Saturday, August 25, 2018





Summer on our Rooftops

(published on the Edit Page of the New Indian Express 24-7-2018)

Rooftops during summers were lively places before the high-rises, air-conditioners, television and, a general sense of insecurity did them in. Lying on the cots, gazing at the stars, deciphering their patterns, wondering what lay beyond, it felt ethereal as the light breeze fanned one to sleep. Though it was all (to borrow from Wordsworth) ‘quiet as a Nun, breathless with adoration’, one was encompassed by sounds – sounds which can be heard only when all is still. The chirping of crickets, a cuckoo calling her mate, the waft of an old film song or the crackle of some transistor tuned to Radio Ceylon or the B.B.C News and, the soft voices of a conversing couple or, someone narrating stories to kids, slowly faded away, as the gentle summer breeze, with a whiff of the sweet mild smell of a mango tree in bloom, lulled all to sleep.

Preparations for the nightly slumber began when the Sun went down after its harsh day’s labour. The rooftop floor was drenched with water to cool it down. The  string cots would then be brought out in the open from the shade and, bed sheets  spread on them early enough to make them cool by the time one would lie on them after a couple of hours or so.

As evening set in, the rooftops became a frenzy of activity. The young rendered the evening sky a riot of colours as their kites swirled with excitement or swam with elegance. Released from their day-long confinement, the kids hit the outdoors with a vengeance. Hide and Seek, Vish-Amrit, Chor-Sipahi, Chibbadi or Hopscotch were some of those games for which terraces were ideally suited.

Mango pickles owed themselves to sunny terraces. Whether it were their marinating with salt and turmeric at the beginning, or seasoning them with spices and mustard oil before they finally got ready to eat and also store for a long period, they had to be laid down in the summer Sun.

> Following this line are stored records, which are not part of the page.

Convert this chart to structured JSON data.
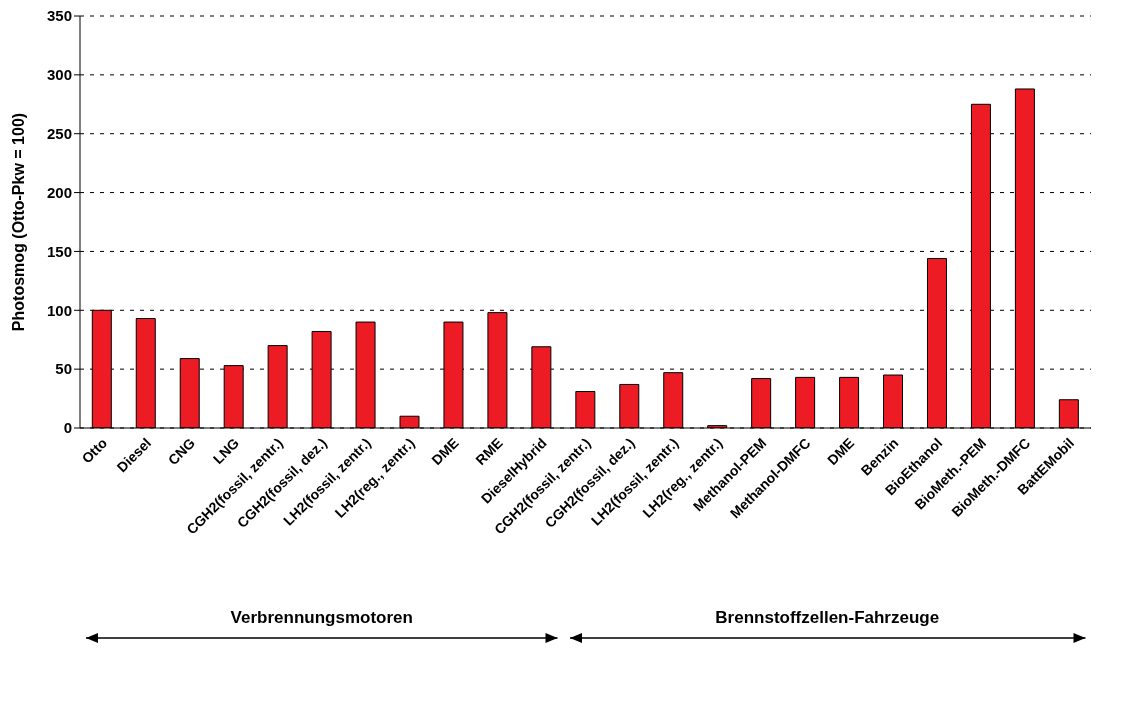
{
  "chart_data": {
    "type": "bar",
    "ylabel": "Photosmog (Otto-Pkw = 100)",
    "categories": [
      "Otto",
      "Diesel",
      "CNG",
      "LNG",
      "CGH2(fossil, zentr.)",
      "CGH2(fossil, dez.)",
      "LH2(fossil, zentr.)",
      "LH2(reg., zentr.)",
      "DME",
      "RME",
      "DieselHybrid",
      "CGH2(fossil, zentr.)",
      "CGH2(fossil, dez.)",
      "LH2(fossil, zentr.)",
      "LH2(reg., zentr.)",
      "Methanol-PEM",
      "Methanol-DMFC",
      "DME",
      "Benzin",
      "BioEthanol",
      "BioMeth.-PEM",
      "BioMeth.-DMFC",
      "BattEMobil"
    ],
    "values": [
      100,
      93,
      59,
      53,
      70,
      82,
      90,
      10,
      90,
      98,
      69,
      31,
      37,
      47,
      2,
      42,
      43,
      43,
      45,
      144,
      275,
      288,
      24
    ],
    "color": "#ed1c24",
    "ylim": [
      0,
      350
    ],
    "yticks": [
      0,
      50,
      100,
      150,
      200,
      250,
      300,
      350
    ],
    "grid": "y",
    "annotations": [
      "Verbrennungsmotoren",
      "Brennstoffzellen-Fahrzeuge"
    ]
  }
}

Those were times of early to bed and early to rise. Fracas and farce, euphemistically called the T.V. News hadn’t taken our fancy then. Families conversed and kids had stories to hear as they went to sleep. Twitter of birds, mooing of a cow somewhere, and the morning Sun’s soft rays woke them up. Our towns hadn’t turned into megalopolises and, the houses did not resemble cells of a honeycomb. Yes, it’s so different today. Closeted with four walls all the day long, we have to wrench ourselves from the communication gadgets to go to sleep amidst the monotonous whirr of the air-conditioners. The word ‘complex’ in the compound word ‘residential complex’ seems so apt. In this context, two great thinkers- Ruskin and Tagore- come to mind. While Ruskin believed that our architecture is an expression of our life and character, Tagore abhorred walls. He wrote- ‘…walls leave their mark deep in the minds of men. They set up a habit of securing all our conquests by fortifying them and separating them from one another…. It breeds in us a strong suspicion of whatever is beyond the barriers we have built, and everything has to fight hard for its entrance into our recognition’.

Some decades back, the roofs of the houses were lively, open and, welcoming as the then life, unlike today, when huge water tanks and dish T.V. antennas are their only adornments. Hasn’t similarly, our then openness and genuine warmth seems to have been replaced by canned emotions and digital expressions?